Published on September 6, 2023


“What do you have there in your hand?” (Exodus 4:2)

Anyone familiar with the calling of Moses by God to be the one to free his people from Egypt knows that calling took place amidst a long litany of excuses and objections on Moses’ part. It is such a human story full of excuses, insecurity and fear.

But who am I to appear before Pharaoh?”  (Exodus 3:11)
How do you expect me to lead the Israelites out of Egypt?”  (3:11)
They won’t believe me.” (3:13; 4:1)
“O Lord… I’m clumsy with my words.”  (4:10)
Lord, please! Send someone else.” (4:13)

Any of these sound familiar? It’s hard to believe that with this feeble beginning, God turned Moses into one of his greatest leaders. It just goes to show that serving God doesn’t depend on great things from us; it depends on our availability to a great God.

This has been God’s strategy from the beginning – to pick ordinary, fallible people like you and me, and do great things through them by faith. I don’t know how we miss this so often, but we do. The Old Testament is riddled with people like this. We often think that we could never be like other people God is using mightily, when, if truth were known, they probably feel just as insecure as we do. Greatness, in God’s book, is not a measure of our natural abilities as much as it is a measure of our courage to believe God is with us in our weakness.

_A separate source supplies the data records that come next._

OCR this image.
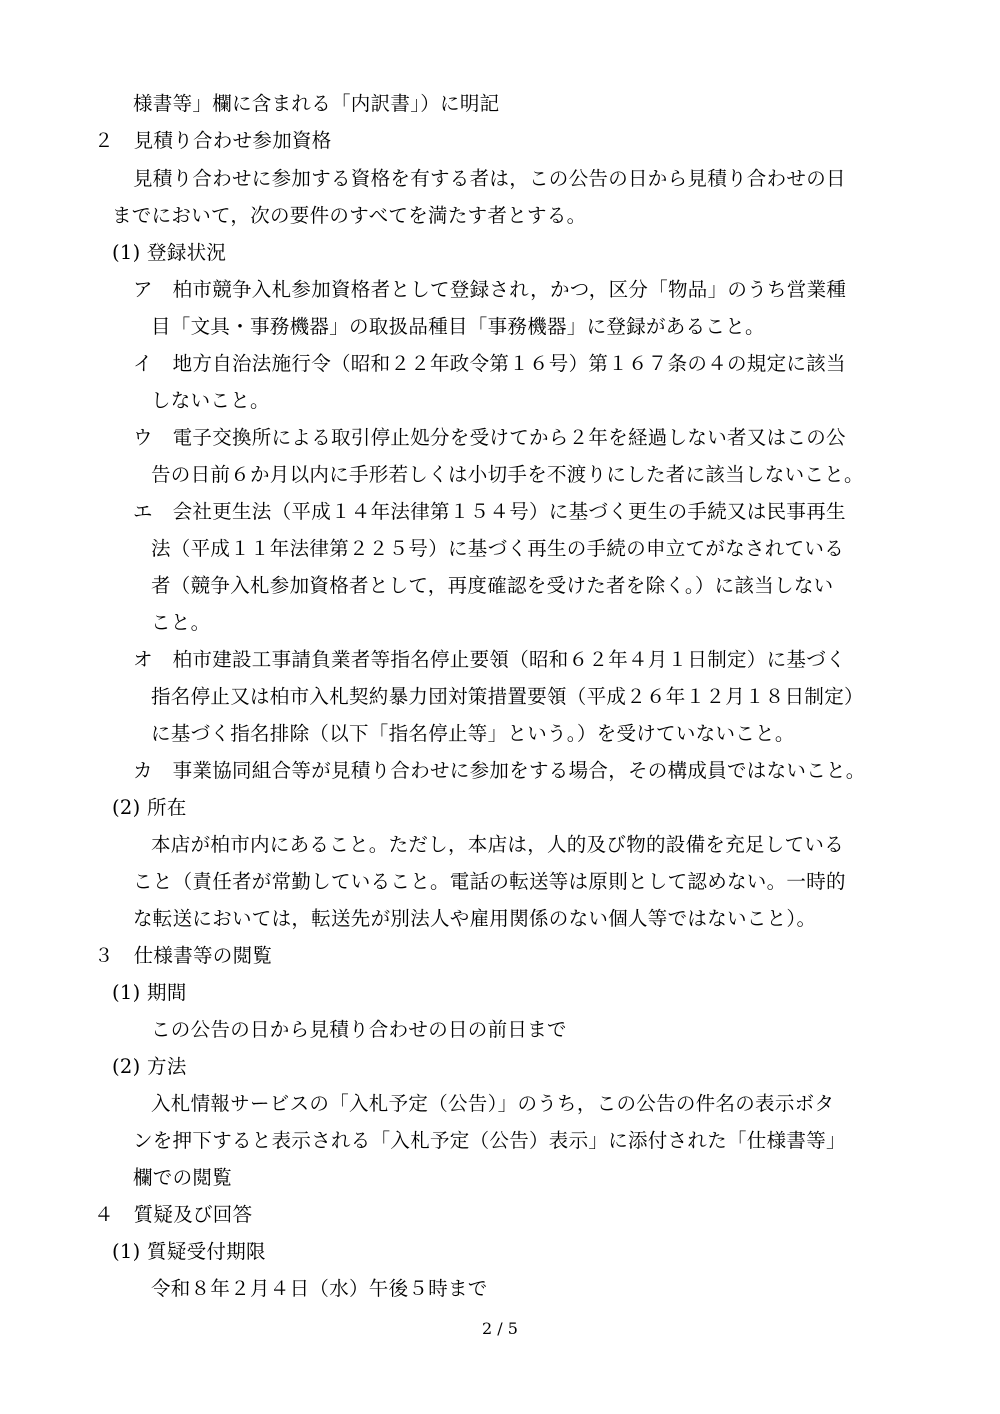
様書等」欄に含まれる「内訳書」）に明記
２　見積り合わせ参加資格
見積り合わせに参加する資格を有する者は，この公告の日から見積り合わせの日
までにおいて，次の要件のすべてを満たす者とする。
(1) 登録状況
ア　柏市競争入札参加資格者として登録され，かつ，区分「物品」のうち営業種
目「文具・事務機器」の取扱品種目「事務機器」に登録があること。
イ　地方自治法施行令（昭和２２年政令第１６号）第１６７条の４の規定に該当
しないこと。
ウ　電子交換所による取引停止処分を受けてから２年を経過しない者又はこの公
告の日前６か月以内に手形若しくは小切手を不渡りにした者に該当しないこと。
エ　会社更生法（平成１４年法律第１５４号）に基づく更生の手続又は民事再生
法（平成１１年法律第２２５号）に基づく再生の手続の申立てがなされている
者（競争入札参加資格者として，再度確認を受けた者を除く。）に該当しない
こと。
オ　柏市建設工事請負業者等指名停止要領（昭和６２年４月１日制定）に基づく
指名停止又は柏市入札契約暴力団対策措置要領（平成２６年１２月１８日制定）
に基づく指名排除（以下「指名停止等」という。）を受けていないこと。
カ　事業協同組合等が見積り合わせに参加をする場合，その構成員ではないこと。
(2) 所在
本店が柏市内にあること。ただし，本店は，人的及び物的設備を充足している
こと（責任者が常勤していること。電話の転送等は原則として認めない。一時的
な転送においては，転送先が別法人や雇用関係のない個人等ではないこと）。
３　仕様書等の閲覧
(1) 期間
この公告の日から見積り合わせの日の前日まで
(2) 方法
入札情報サービスの「入札予定（公告）」のうち，この公告の件名の表示ボタ
ンを押下すると表示される「入札予定（公告）表示」に添付された「仕様書等」
欄での閲覧
４　質疑及び回答
(1) 質疑受付期限
令和８年２月４日（水）午後５時まで
2 / 5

Still, God will use what we offer of ourselves, but only after we give it over to Him. I believe that is what the shepherd’s staff Moses carried around represented – something Moses had been leaning on all his life. God asked him to throw it on the ground and when he did, it immediately turned into a serpent. Then He told him to pick it up again (that would have been the hardest part!) and it turned back into a staff. (This little trick would later come in very handy when Moses was tested by Pharaoh and his magicians.)

When we give up what we have in our hand – the few things we do have that we have come to trust – then God can turn even these things into something He can use for His purposes. He can start the miracle.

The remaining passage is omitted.